Kami berhenti di sebuah pasar ramadhan milik Genpi Jogja. Sebuah komunitas anak muda yang fokus untuk memajukan pariwisata Jogja dan Indonesia. Komunitas ini di bawah naungan Kemenpar. Beberapa hasil karya mereka bisa dilihat di genpi.co.
Tampak beberapa penjual sedang menyiapkan dagangan. Jajanan pasar yang bermacam-macam. “Ini namanya Pasar Banyunibo. Semua penjualnya adalah warga Dusun Cepit. Yang paling terkenal di sini adalah nasi telang. Nasi dengan pewarna dari bunga telang”.
“Kalau kau memperhatikan, relief di Candi Banyunibo adalah relief perempuan bernama Dewi Hariti dikelilingi anak-anaknya. Dewi Hariti adalah dewi kesuburan. Warga lokal percaya bahwa bunga telang adalah bunga favorit Dewi Hariti, karena itu mereka menanamnya”, untuk pertama kalinya R tersenyum simpul.
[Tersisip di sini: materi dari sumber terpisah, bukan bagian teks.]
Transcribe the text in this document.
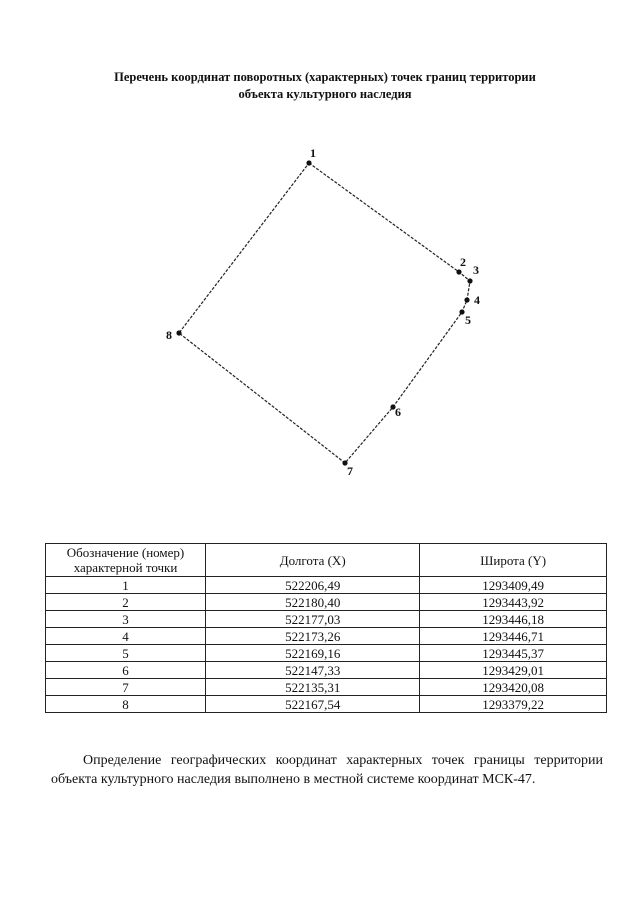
Перечень координат поворотных (характерных) точек границ территории
объекта культурного наследия
1
2
3
4
5
6
7
8
Обозначение (номер) характерной точки	Долгота (X)	Широта (Y)
1	522206,49	1293409,49
2	522180,40	1293443,92
3	522177,03	1293446,18
4	522173,26	1293446,71
5	522169,16	1293445,37
6	522147,33	1293429,01
7	522135,31	1293420,08
8	522167,54	1293379,22

Определение географических координат характерных точек границы территории объекта культурного наследия выполнено в местной системе координат МСК-47.
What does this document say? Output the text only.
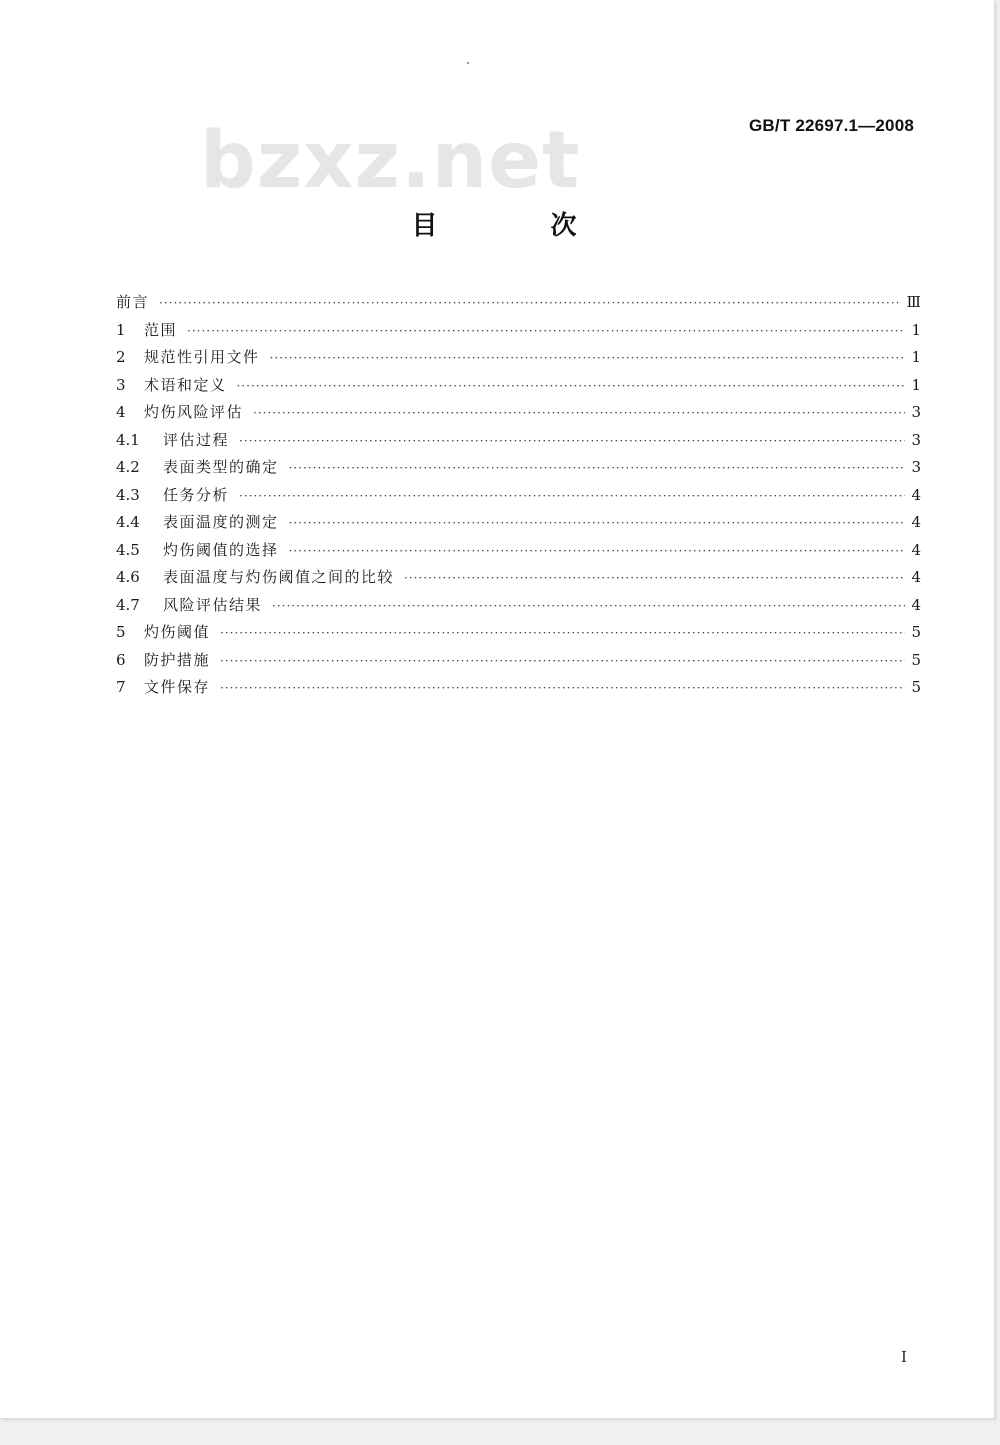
GB/T 22697.1—2008
bzxz.net
目 次
前言 ·····	Ⅲ
1	范围 ·····	1
2	规范性引用文件 ·····	1
3	术语和定义 ·····	1
4	灼伤风险评估 ·····	3
4.1	评估过程 ·····	3
4.2	表面类型的确定 ·····	3
4.3	任务分析 ·····	4
4.4	表面温度的测定 ·····	4
4.5	灼伤阈值的选择 ·····	4
4.6	表面温度与灼伤阈值之间的比较 ·····	4
4.7	风险评估结果 ·····	4
5	灼伤阈值 ·····	5
6	防护措施 ·····	5
7	文件保存 ·····	5
I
“Enten anglo (ada anglo), bu?”, sapa R pada salah satu penjual.
“Enten (ada)”. Seorang ibu di ujung los pasar yang terbuat dari bambu itu menjawab, “Tapi di rumah, mas. Saya ambilkan?”.
“Ga usah, bu. Biar saya ambil sendiri”, jawab R sambil tersenyum. ”Di rumah ada orang, kan?”.
Kami berjalan melintasi Pasar Banyunibo. Kuhitung ada 12 lapak. Satu los dibagi menjadi 6 lapak. Di tengah pasar ada kursi-kursi panjang terbuat dari kayu. Ada panggung lengkap dengan soundsystem dan sudut yang sengaja di desain sebagai spot berfoto. Ada gardu semacam balai-balai yang jika menyentuhnya, rasanya ingin merebahkan kepala.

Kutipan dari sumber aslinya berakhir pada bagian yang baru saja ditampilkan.